I think it’s great to remove semaphores from SKC++ for all the reasons you’ve recounted, and hopefully it’ll get people to think about what they’re doing rather than how they’re doing it.
Have you had a look at the Enea OSE and Scipota RTOS API’s. I’m no expert but I believe that they are very message centric and do not provide the lower level primitives found in most other RTOS’.
@David Thompson
Perhaps the concept of a rendezvous in Ada came about because the humble semaphore was in vogue at about the time the language was invented! I reluctantly have to conclude that the vanilla SKC++ won’t be a good candidate for an Ada run-time system.
However, the inner heart of the kernel (downgraded to C), plus a semaphore (easy to code), plus some nasty POSIX, probably, would do the job 🙂
Jim & Niall…
My sentiments, exactly. I mentioned the semaphore only because I imagined many people would expect to see such a thing in any RTOS. I appear to have been wrong about that, happily!
@Dave Banham
I looked at OSE some time ago, and Sciopta after reading your comment. While I like their approach in general, they both exhibit two things which I’m trying to counter:
– Too many system calls
– Written in C
@Peter Bushell
Surprisingly I came across rendezvous recently disguised under the term “synchronous events”, which, when explained, was something like “I send you an event/message, you do something (whilst I wait) and then send me another event/message in response”. So your kernel will cover this kind of pattern perfectly adequately.
Peter, a slightly different angle on the debate: If you are attempting to make the leanest possible system, and feature X can be eliminated, then consider eliminating it. If OTOH you want to make a rich system that gives users a choice of how they go about things, then consider including the feature even if it is “redundant”.
Getting a product accepted is about the user experience. That applies as much to an RTOS as to a toy like an iPad. Have you ever stood behind someone while they use a program you are a hot shot at, say Excel, and suddenly notice them doing something in quite a different way to how you would? That’s richness.
The other argument in favour of richness is that it gives uses more opportunities to perhaps use the product in ways you, the maker, didn’t anticipate. Which of course in an RTOS may not always be a Good Thing 🙂
David Stonier-Gibson http://splatco.com
@David Stonier-Gibson
David, thank you for contributing to the debate. I sense a touch of the Devil’s Advocate, which is healthy.
The three basic principles which guided me in the design of SKC++ were that it should be:
– Easy to learn
– Easy to use
– Difficult to misuse
My own experience and that of other engineers that I have asked about it is that we like to reserve our time and creativity for the challenge facing us. We don’t want to waste too much time learning how a tool works, or agonising about its options; that should not be part of the challenge. I regard SKC++ primarily as a tool for Application Engineers.
Richness does have its place and there is an argument that you appeal to a greater market if you provide all the traditional, “expected” features as well as any new ones. However, my mission these days is not to sell millions of copies of SKC++ (though more than one or two would be nice), but to distil decades of experience into what I do and deliver only the best bits, thereby making my small contribution to improving embedded software quality. (For the historical enlightenment of those starting out in the profession, I might occasionally blog about the less good bits, but that’s another subject.)
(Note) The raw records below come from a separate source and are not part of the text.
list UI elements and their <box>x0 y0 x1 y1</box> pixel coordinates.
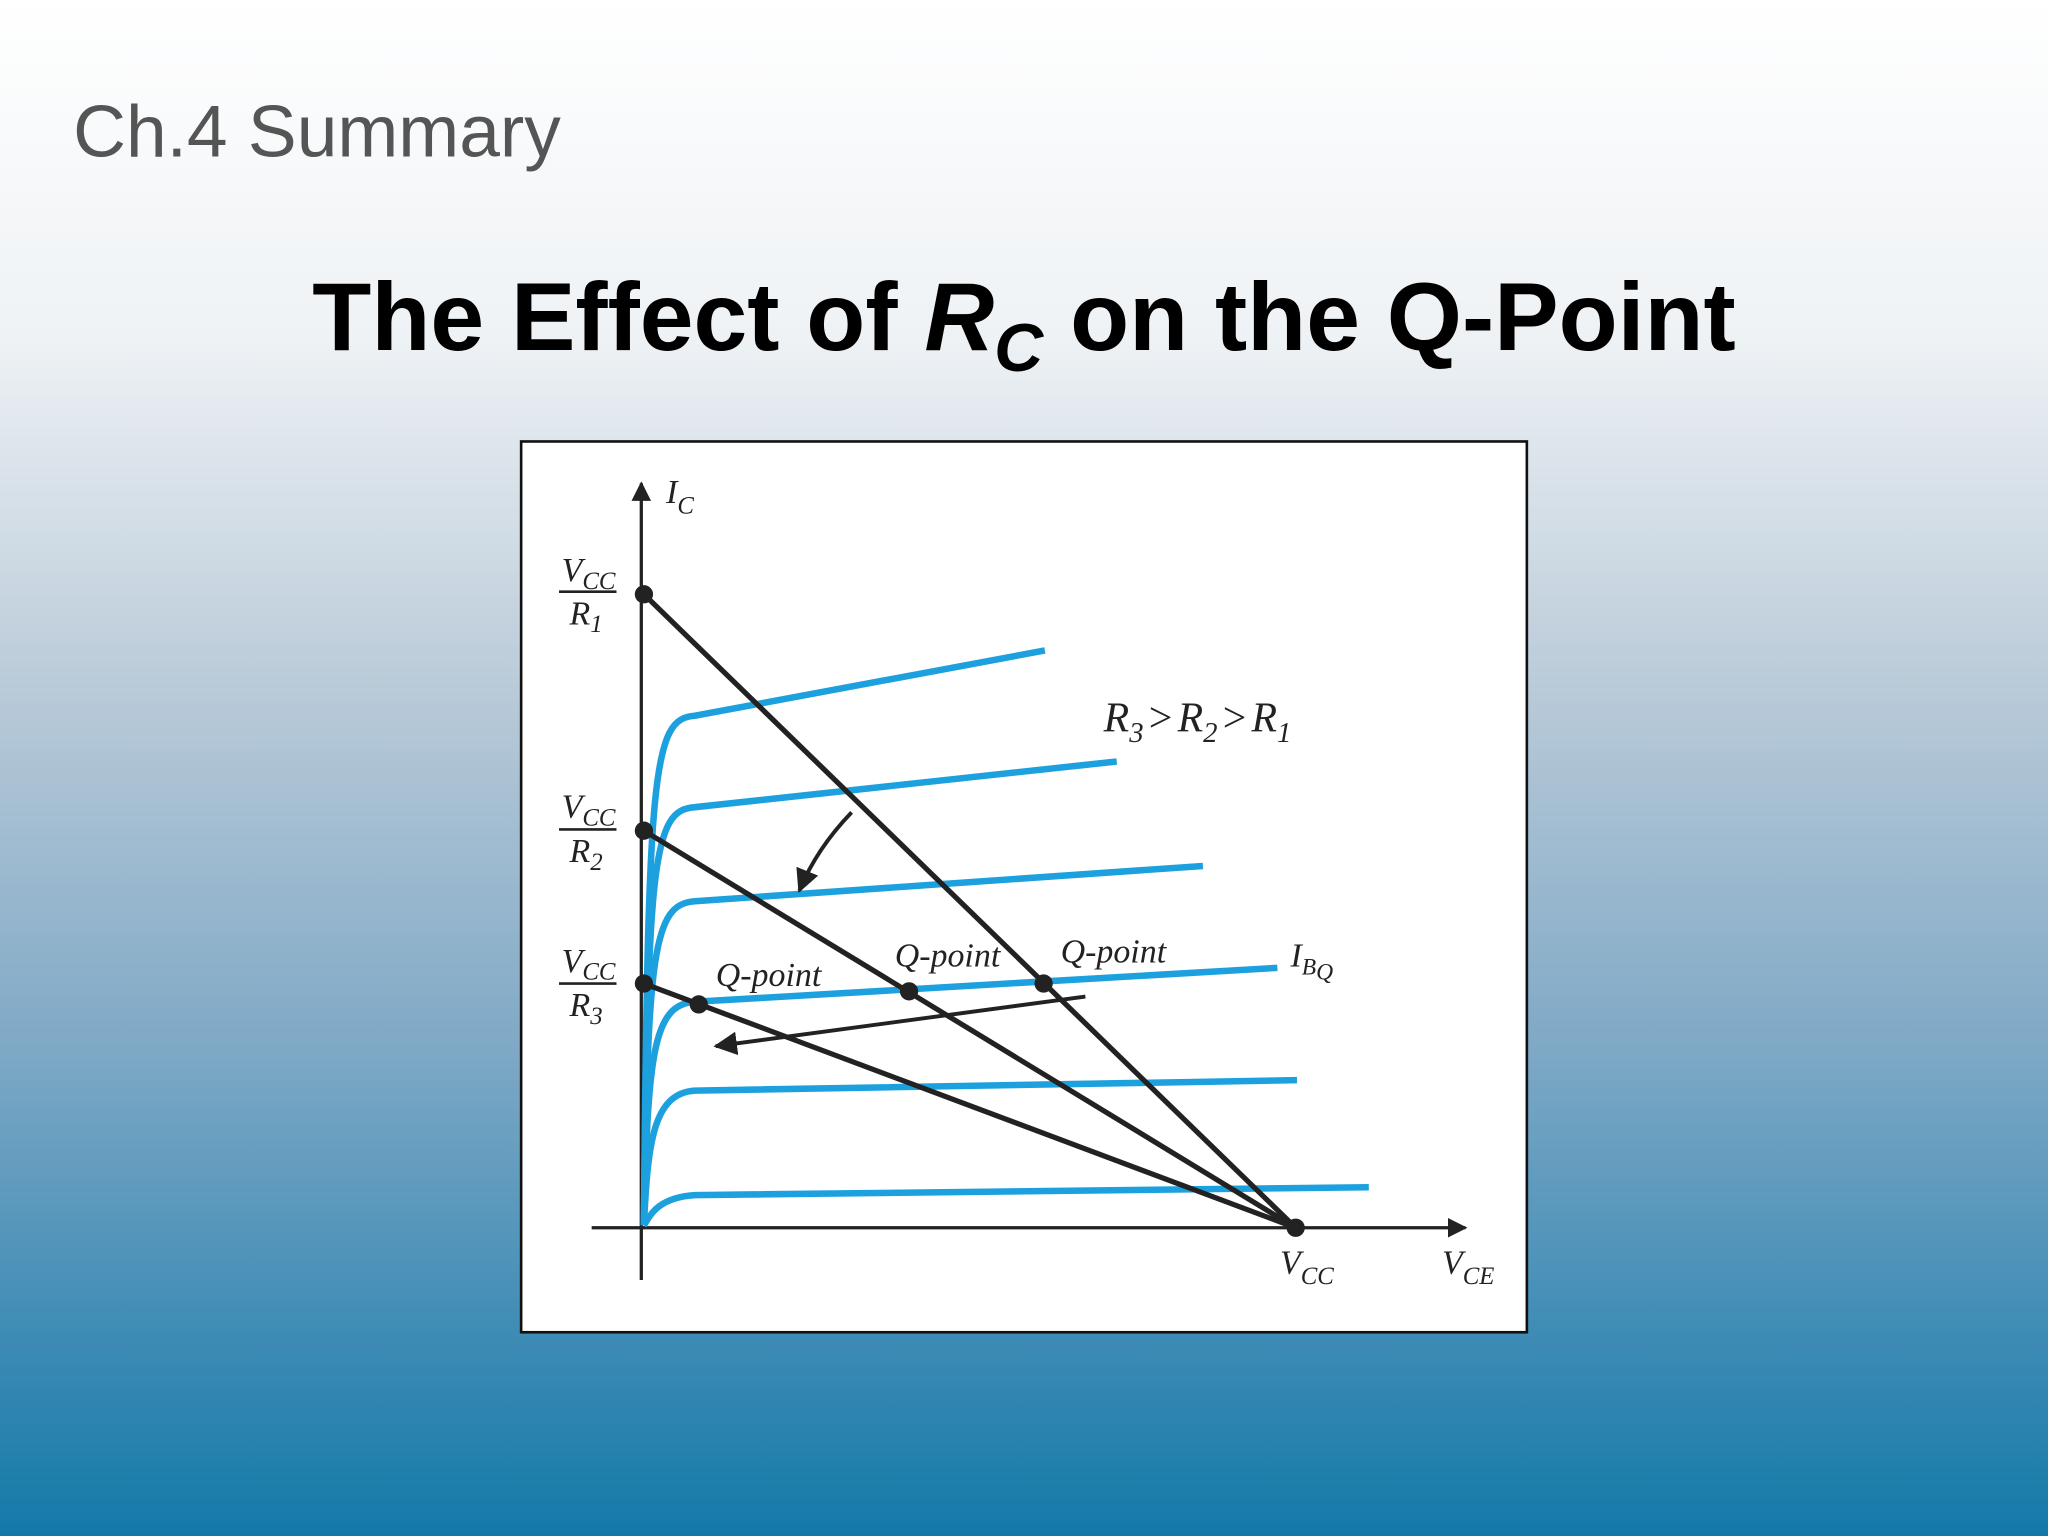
subscript: 3 <box>589 1003 602 1030</box>
symbol: R <box>1251 695 1278 741</box>
symbol: V <box>1280 1244 1304 1281</box>
operator: > <box>1149 695 1173 741</box>
symbol: V <box>562 943 586 980</box>
subscript: 2 <box>1203 717 1217 749</box>
x-axis-label: VCE <box>1442 1244 1494 1289</box>
vcc-label: VCC <box>1280 1244 1334 1289</box>
operator: > <box>1223 695 1247 741</box>
subscript: 1 <box>1277 717 1291 749</box>
load-line <box>642 828 1298 1230</box>
symbol: R <box>568 833 590 870</box>
y-axis-label: IC <box>665 474 694 519</box>
fraction: VCC R2 <box>559 789 617 876</box>
shift-arrow <box>713 994 1086 1056</box>
rotation-arrow <box>796 811 854 893</box>
title-symbol: R <box>924 264 994 371</box>
load-lines <box>642 592 1298 1231</box>
symbol: V <box>562 552 586 589</box>
svg-text:VCC: VCC <box>562 789 616 832</box>
subscript: 1 <box>590 611 602 638</box>
q-point-label: Q-point <box>1061 934 1168 971</box>
subscript: CC <box>1301 1263 1335 1290</box>
ibq-label: IBQ <box>1289 938 1333 986</box>
symbol: R <box>568 595 590 632</box>
svg-text:VCC: VCC <box>562 943 616 986</box>
intercept-point <box>634 974 654 993</box>
subscript: CE <box>1463 1263 1495 1290</box>
svg-text:VCC: VCC <box>562 552 616 595</box>
characteristic-curves <box>640 647 1369 1228</box>
title-text: on the Q-Point <box>1043 264 1735 371</box>
symbol: R <box>1103 695 1130 741</box>
curve <box>641 1184 1369 1228</box>
symbol: R <box>1177 695 1204 741</box>
subscript: B <box>1302 954 1316 980</box>
symbol: V <box>562 789 586 826</box>
symbol: R <box>568 987 590 1024</box>
resistance-relation: R3 > R2 > R1 <box>1103 695 1292 748</box>
points <box>634 585 1305 1237</box>
svg-text:R1: R1 <box>568 595 602 638</box>
diagram-frame <box>519 440 1529 1334</box>
load-line <box>642 592 1298 1230</box>
diagram: IC VCE VCC VCC R1 VCC R2 VCC R3 R3 > R2 > R1… <box>519 440 1529 1334</box>
q-point-label: Q-point <box>895 938 1002 975</box>
intercept-point <box>634 821 654 840</box>
subscript: 2 <box>590 849 602 876</box>
fraction: VCC R1 <box>559 552 617 638</box>
load-line <box>643 981 1297 1231</box>
symbol: V <box>1442 1244 1466 1281</box>
labels: IC VCE VCC VCC R1 VCC R2 VCC R3 R3 > R2 > R1… <box>559 474 1494 1290</box>
title-text: The Effect of <box>312 264 924 371</box>
q-point <box>899 982 919 1001</box>
q-point <box>1034 974 1053 993</box>
symbol: I <box>1289 938 1303 975</box>
svg-text:R3: R3 <box>568 987 602 1030</box>
symbol: I <box>665 474 679 511</box>
subscript: Q <box>1316 960 1333 986</box>
intercept-point <box>1286 1218 1305 1237</box>
subscript: 3 <box>1128 717 1143 749</box>
subscript: CC <box>582 959 616 986</box>
fraction: VCC R3 <box>559 943 617 1030</box>
intercept-point <box>634 585 654 604</box>
section-header: Ch.4 Summary <box>73 92 561 173</box>
svg-text:R2: R2 <box>568 833 602 876</box>
q-point <box>689 995 708 1014</box>
subscript: C <box>677 492 694 519</box>
curve <box>640 1076 1298 1226</box>
q-point-label: Q-point <box>716 957 823 994</box>
slide-title: The Effect of RC on the Q-Point <box>312 264 1735 386</box>
subscript: CC <box>582 804 616 831</box>
title-subscript: C <box>994 311 1044 386</box>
Of course the problem with Occam’s Razor is that you can slice off too much. But to counter that by adding redundant features “just in case” is cowardice. There’s a thin line somewhere in between and that’s why I threw the Semaphore argument open.
Here are some other arguments for the lean approach:
– Quicker to market (though I still haven’t got there)
– Less to go wrong
– Easier to add features, on demand, than to take them away after publication
Who knows, I might make more money adding redundant features for traditionalists (or others stuck in their ways by choice or by circumstance) than I make from the basic product!